Numune 4,5 milyar (yanlış okumadınız) yaşındaki parçacıklardan oluşuyormuş.
Efendim hiç merak etmeyin. Uzay aracımız görevini sadakatle yerine getiriyor. 7 Ekim 2020’de göktaşına indi. Numuneleri topladı. Dönüş yolu hazırlıklarına başladı. Temmuz 2021’den beri dönüş yolculuğunda ve 23 Eylül 2023’te dünyaya dönmüş olacak.
Karşılama merasimi için henüz bir hazırlık yok. Zamanı gelince size haber veririm.
Yeni gelişmeler daha yakınımızda cereyan ediyor.
Ay’da meyve sebze yetiştirilmeye başlanmak üzere. Millet herhalde iklim değişikliğinden korkuyor da orayı da tarıma mı açalım diyorlar. Tam belli değil ancak önemli harcamalar yapılıyor.

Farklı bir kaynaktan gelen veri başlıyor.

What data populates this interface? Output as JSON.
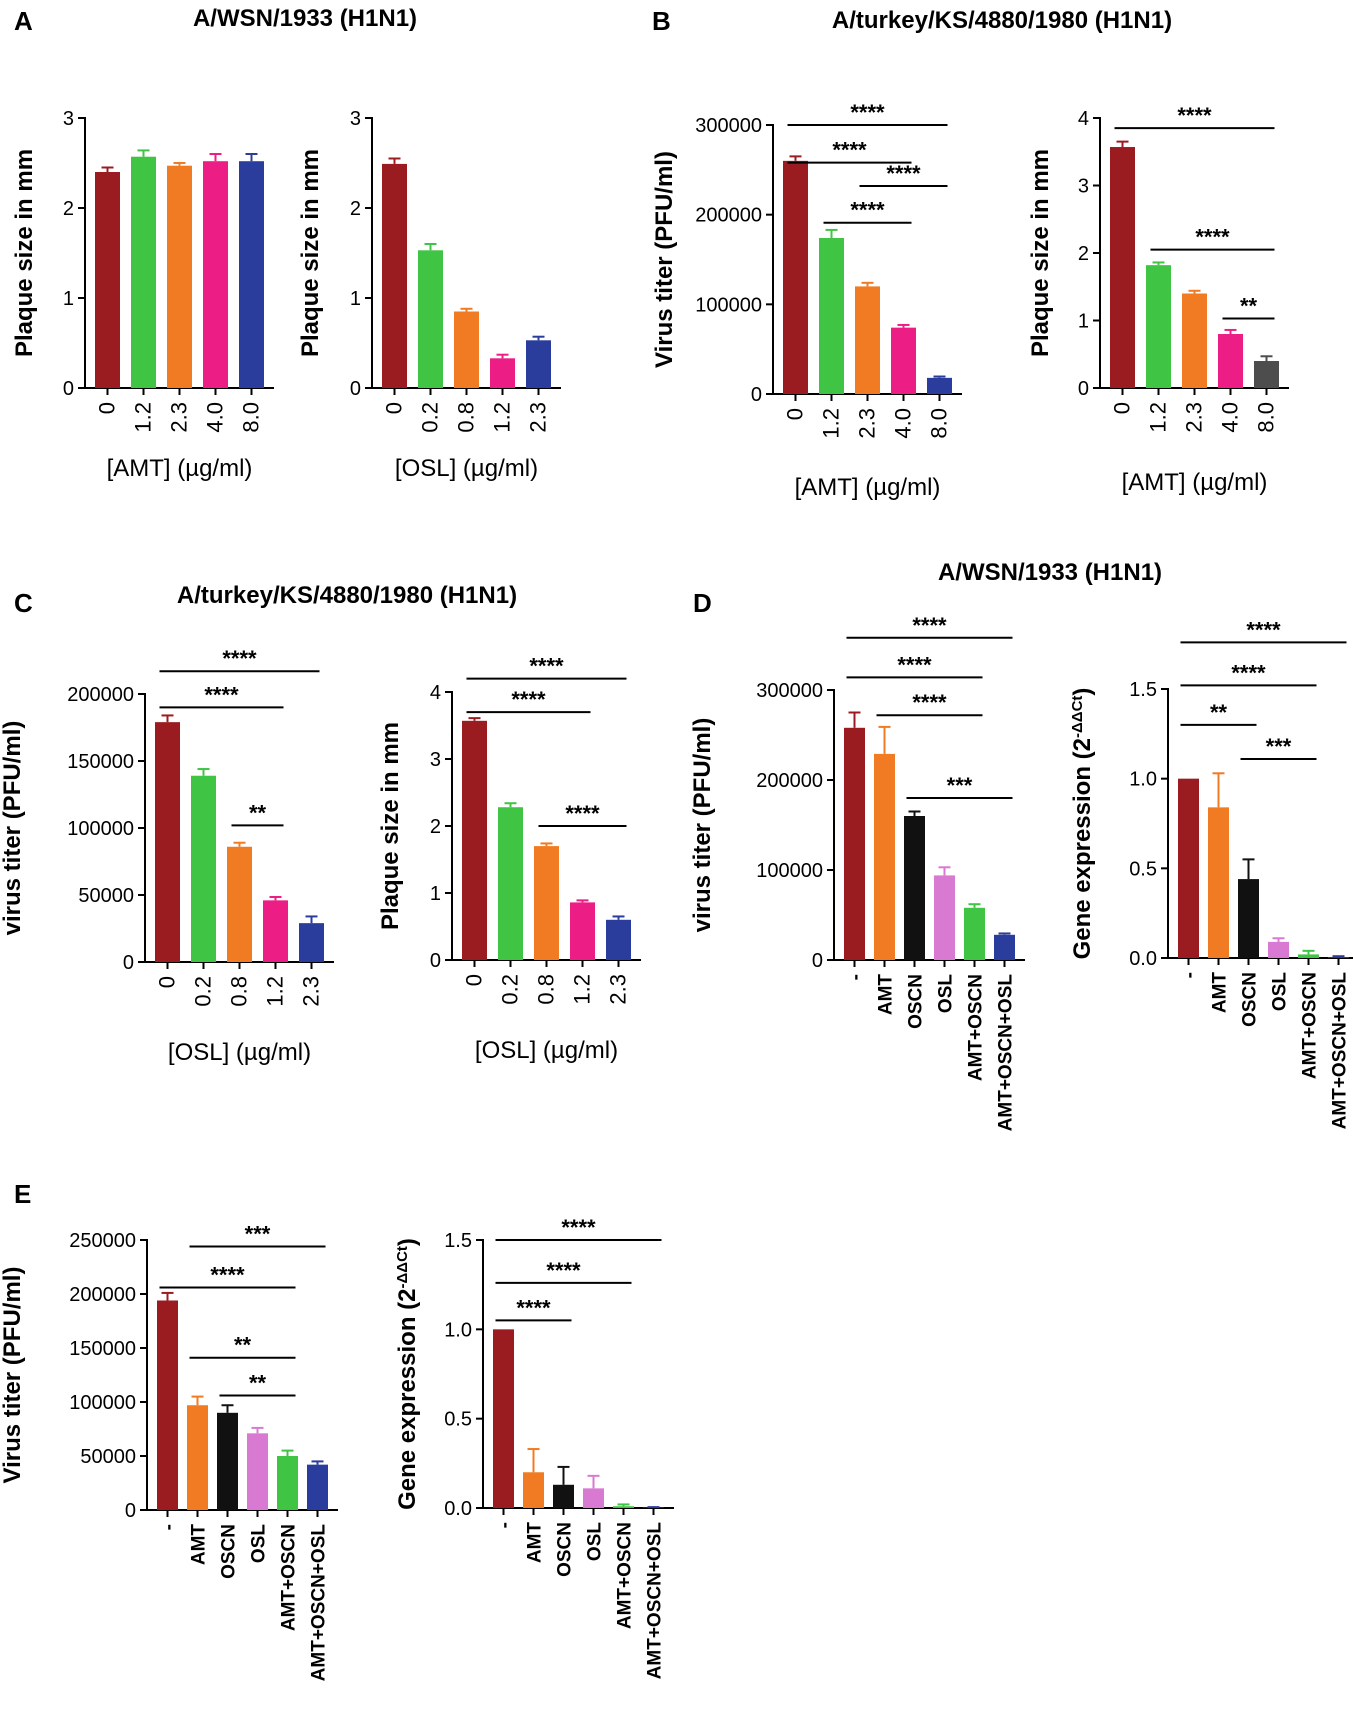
{
  "panel_labels": [
    "A",
    "B",
    "C",
    "D",
    "E"
  ],
  "titles": {
    "A": "A/WSN/1933 (H1N1)",
    "B": "A/turkey/KS/4880/1980 (H1N1)",
    "C": "A/turkey/KS/4880/1980 (H1N1)",
    "D": "A/WSN/1933 (H1N1)"
  },
  "colors": {
    "red": "#9a1c20",
    "green": "#3fc443",
    "orange": "#f07b22",
    "pink": "#ec1e86",
    "blue": "#2b3d9c",
    "black": "#111111",
    "violet": "#d97ad2",
    "gray": "#4d4d4d"
  },
  "chart_data": [
    {
      "id": "A1",
      "type": "bar",
      "title": "",
      "ylabel": "Plaque size in mm",
      "xlabel": "[AMT] (µg/ml)",
      "ylim": [
        0,
        3
      ],
      "yticks": [
        "0",
        "1",
        "2",
        "3"
      ],
      "categories": [
        "0",
        "1.2",
        "2.3",
        "4.0",
        "8.0"
      ],
      "values": [
        2.4,
        2.57,
        2.47,
        2.52,
        2.52
      ],
      "errors": [
        0.05,
        0.07,
        0.03,
        0.08,
        0.08
      ],
      "colors": [
        "red",
        "green",
        "orange",
        "pink",
        "blue"
      ],
      "significance": []
    },
    {
      "id": "A2",
      "type": "bar",
      "title": "",
      "ylabel": "Plaque size in mm",
      "xlabel": "[OSL] (µg/ml)",
      "ylim": [
        0,
        3
      ],
      "yticks": [
        "0",
        "1",
        "2",
        "3"
      ],
      "categories": [
        "0",
        "0.2",
        "0.8",
        "1.2",
        "2.3"
      ],
      "values": [
        2.49,
        1.53,
        0.85,
        0.33,
        0.53
      ],
      "errors": [
        0.06,
        0.07,
        0.03,
        0.04,
        0.04
      ],
      "colors": [
        "red",
        "green",
        "orange",
        "pink",
        "blue"
      ],
      "significance": []
    },
    {
      "id": "B1",
      "type": "bar",
      "title": "",
      "ylabel": "Virus titer (PFU/ml)",
      "xlabel": "[AMT] (µg/ml)",
      "ylim": [
        0,
        300000
      ],
      "yticks": [
        "0",
        "100000",
        "200000",
        "300000"
      ],
      "categories": [
        "0",
        "1.2",
        "2.3",
        "4.0",
        "8.0"
      ],
      "values": [
        260000,
        174000,
        120000,
        74000,
        18000
      ],
      "errors": [
        5000,
        9000,
        4000,
        3000,
        1500
      ],
      "colors": [
        "red",
        "green",
        "orange",
        "pink",
        "blue"
      ],
      "significance": [
        {
          "from": 0,
          "to": 4,
          "level": 300000,
          "label": "****"
        },
        {
          "from": 0,
          "to": 3,
          "level": 258000,
          "label": "****"
        },
        {
          "from": 2,
          "to": 4,
          "level": 232000,
          "label": "****"
        },
        {
          "from": 1,
          "to": 3,
          "level": 191000,
          "label": "****"
        }
      ]
    },
    {
      "id": "B2",
      "type": "bar",
      "title": "",
      "ylabel": "Plaque size in mm",
      "xlabel": "[AMT] (µg/ml)",
      "ylim": [
        0,
        4
      ],
      "yticks": [
        "0",
        "1",
        "2",
        "3",
        "4"
      ],
      "categories": [
        "0",
        "1.2",
        "2.3",
        "4.0",
        "8.0"
      ],
      "values": [
        3.57,
        1.82,
        1.4,
        0.8,
        0.4
      ],
      "errors": [
        0.08,
        0.04,
        0.04,
        0.06,
        0.07
      ],
      "colors": [
        "red",
        "green",
        "orange",
        "pink",
        "gray"
      ],
      "significance": [
        {
          "from": 0,
          "to": 4,
          "level": 3.85,
          "label": "****"
        },
        {
          "from": 1,
          "to": 4,
          "level": 2.05,
          "label": "****"
        },
        {
          "from": 3,
          "to": 4,
          "level": 1.03,
          "label": "**"
        }
      ]
    },
    {
      "id": "C1",
      "type": "bar",
      "title": "",
      "ylabel": "virus titer (PFU/ml)",
      "xlabel": "[OSL] (µg/ml)",
      "ylim": [
        0,
        200000
      ],
      "yticks": [
        "0",
        "50000",
        "100000",
        "150000",
        "200000"
      ],
      "categories": [
        "0",
        "0.2",
        "0.8",
        "1.2",
        "2.3"
      ],
      "values": [
        179000,
        139000,
        86000,
        46000,
        29000
      ],
      "errors": [
        5000,
        5000,
        3000,
        2500,
        5000
      ],
      "colors": [
        "red",
        "green",
        "orange",
        "pink",
        "blue"
      ],
      "significance": [
        {
          "from": 0,
          "to": 4,
          "level": 217000,
          "label": "****"
        },
        {
          "from": 0,
          "to": 3,
          "level": 190000,
          "label": "****"
        },
        {
          "from": 2,
          "to": 3,
          "level": 102000,
          "label": "**"
        }
      ]
    },
    {
      "id": "C2",
      "type": "bar",
      "title": "",
      "ylabel": "Plaque size in mm",
      "xlabel": "[OSL] (µg/ml)",
      "ylim": [
        0,
        4
      ],
      "yticks": [
        "0",
        "1",
        "2",
        "3",
        "4"
      ],
      "categories": [
        "0",
        "0.2",
        "0.8",
        "1.2",
        "2.3"
      ],
      "values": [
        3.57,
        2.28,
        1.7,
        0.86,
        0.6
      ],
      "errors": [
        0.04,
        0.06,
        0.04,
        0.03,
        0.05
      ],
      "colors": [
        "red",
        "green",
        "orange",
        "pink",
        "blue"
      ],
      "significance": [
        {
          "from": 0,
          "to": 4,
          "level": 4.2,
          "label": "****"
        },
        {
          "from": 0,
          "to": 3,
          "level": 3.7,
          "label": "****"
        },
        {
          "from": 2,
          "to": 4,
          "level": 2.0,
          "label": "****"
        }
      ]
    },
    {
      "id": "D1",
      "type": "bar",
      "title": "",
      "ylabel": "virus titer (PFU/ml)",
      "xlabel": "",
      "ylim": [
        0,
        300000
      ],
      "yticks": [
        "0",
        "100000",
        "200000",
        "300000"
      ],
      "categories": [
        "-",
        "AMT",
        "OSCN",
        "OSL",
        "AMT+OSCN",
        "AMT+OSCN+OSL"
      ],
      "values": [
        258000,
        229000,
        160000,
        94000,
        58000,
        28000
      ],
      "errors": [
        17000,
        30000,
        5000,
        9000,
        4000,
        1500
      ],
      "colors": [
        "red",
        "orange",
        "black",
        "violet",
        "green",
        "blue"
      ],
      "significance": [
        {
          "from": 0,
          "to": 5,
          "level": 358000,
          "label": "****"
        },
        {
          "from": 0,
          "to": 4,
          "level": 314000,
          "label": "****"
        },
        {
          "from": 1,
          "to": 4,
          "level": 272000,
          "label": "****"
        },
        {
          "from": 2,
          "to": 5,
          "level": 180000,
          "label": "***"
        }
      ]
    },
    {
      "id": "D2",
      "type": "bar",
      "title": "",
      "ylabel": "Gene expression (2",
      "ylabel_sup": "-ΔΔCt",
      "ylabel_close": ")",
      "xlabel": "",
      "ylim": [
        0,
        1.5
      ],
      "yticks": [
        "0.0",
        "0.5",
        "1.0",
        "1.5"
      ],
      "categories": [
        "-",
        "AMT",
        "OSCN",
        "OSL",
        "AMT+OSCN",
        "AMT+OSCN+OSL"
      ],
      "values": [
        1.0,
        0.84,
        0.44,
        0.09,
        0.02,
        0.005
      ],
      "errors": [
        0,
        0.19,
        0.11,
        0.02,
        0.02,
        0.005
      ],
      "colors": [
        "red",
        "orange",
        "black",
        "violet",
        "green",
        "blue"
      ],
      "significance": [
        {
          "from": 0,
          "to": 5,
          "level": 1.76,
          "label": "****"
        },
        {
          "from": 0,
          "to": 4,
          "level": 1.52,
          "label": "****"
        },
        {
          "from": 0,
          "to": 2,
          "level": 1.3,
          "label": "**"
        },
        {
          "from": 2,
          "to": 4,
          "level": 1.11,
          "label": "***"
        }
      ]
    },
    {
      "id": "E1",
      "type": "bar",
      "title": "",
      "ylabel": "Virus titer (PFU/ml)",
      "xlabel": "",
      "ylim": [
        0,
        250000
      ],
      "yticks": [
        "0",
        "50000",
        "100000",
        "150000",
        "200000",
        "250000"
      ],
      "categories": [
        "-",
        "AMT",
        "OSCN",
        "OSL",
        "AMT+OSCN",
        "AMT+OSCN+OSL"
      ],
      "values": [
        194000,
        97000,
        90000,
        71000,
        50000,
        42000
      ],
      "errors": [
        7000,
        8000,
        7000,
        5000,
        5000,
        3000
      ],
      "colors": [
        "red",
        "orange",
        "black",
        "violet",
        "green",
        "blue"
      ],
      "significance": [
        {
          "from": 1,
          "to": 5,
          "level": 244000,
          "label": "***"
        },
        {
          "from": 0,
          "to": 4,
          "level": 206000,
          "label": "****"
        },
        {
          "from": 1,
          "to": 4,
          "level": 141000,
          "label": "**"
        },
        {
          "from": 2,
          "to": 4,
          "level": 106000,
          "label": "**"
        }
      ]
    },
    {
      "id": "E2",
      "type": "bar",
      "title": "",
      "ylabel": "Gene expression (2",
      "ylabel_sup": "-ΔΔCt",
      "ylabel_close": ")",
      "xlabel": "",
      "ylim": [
        0,
        1.5
      ],
      "yticks": [
        "0.0",
        "0.5",
        "1.0",
        "1.5"
      ],
      "categories": [
        "-",
        "AMT",
        "OSCN",
        "OSL",
        "AMT+OSCN",
        "AMT+OSCN+OSL"
      ],
      "values": [
        1.0,
        0.2,
        0.13,
        0.11,
        0.01,
        0.003
      ],
      "errors": [
        0,
        0.13,
        0.1,
        0.07,
        0.01,
        0.002
      ],
      "colors": [
        "red",
        "orange",
        "black",
        "violet",
        "green",
        "blue"
      ],
      "significance": [
        {
          "from": 0,
          "to": 5,
          "level": 1.5,
          "label": "****"
        },
        {
          "from": 0,
          "to": 4,
          "level": 1.26,
          "label": "****"
        },
        {
          "from": 0,
          "to": 2,
          "level": 1.05,
          "label": "****"
        }
      ]
    }
  ]
}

Şimdi lütfen başlıktaki resme bakın.
Örnek bir Ay serası görüyorsunuz. Oksijenini kendi yaratıyor suyunu kendi üretiyor. Yüklenmiş olan programa göre tohumu mekanik bir şekilde ekiliyor. Ürünün gelişmesi ekranlardan takip ediliyor. Hasat zamanı gelince de astronot seraya giriyor ve malları topluyor: Sağ üst koldan marul, ıspanak, turp ve çeşitli gıdalık otlar; sağ alt koldan ise domates, biber, salatalık ve çilek.
Yukarda özetlemeye çalıştığım dört araştırmaya bakınca insanın aklına ister istemez şu sualler geliyor?
Bazı ilim insanlarının istekleri bu kadar mı önemli? Servetler harcanıyor, niye? Ayda meyve sebze yetiştirmek kimin işine yarar? Milyarlarca yıl ötede insan olsa ne olur, olmasa ne olur?
Esas hedef son analizde insanımızın hayatını kolaylaştırmaya yönelik.
Bu çalışmalar esnasında yaratılan yepyeni teknolojik buluşlar, yöntemler hatta değişime uğrayan teoriler, günlük hayatımıza yansıtılmaktadır. (Basit bir örnek vereyim, keçeli kalem Ay’a gitme araştırmalar safhasında bulunup ve yayılmıştı.)
Yani, farkında bile olmadan uzay araştırmaları yapılırken yepyeni sanayi kolları ye ile çalışma alanları ortaya çıkmaktadır.
Tora’mızdan da esinlenerek yazımı şöyle bitirmek istiyorum:
“Tanrı insanı kendi resmine bakarak yaratmıştır. Kutsal bir varlıktır.”
Dolayısıyla çocuklarımıza ve gençlerimize, batıl itikat, hurafe, içi boş sloganlar, temelsiz bilgiler vermekten kaçınmalıyız.
Akıl ve mantıklarını geliştirerek en geniş anlamıyla hür düşünmeyi ve ilmi ‘mürşit’ edinmeyi öğretmeliyiz.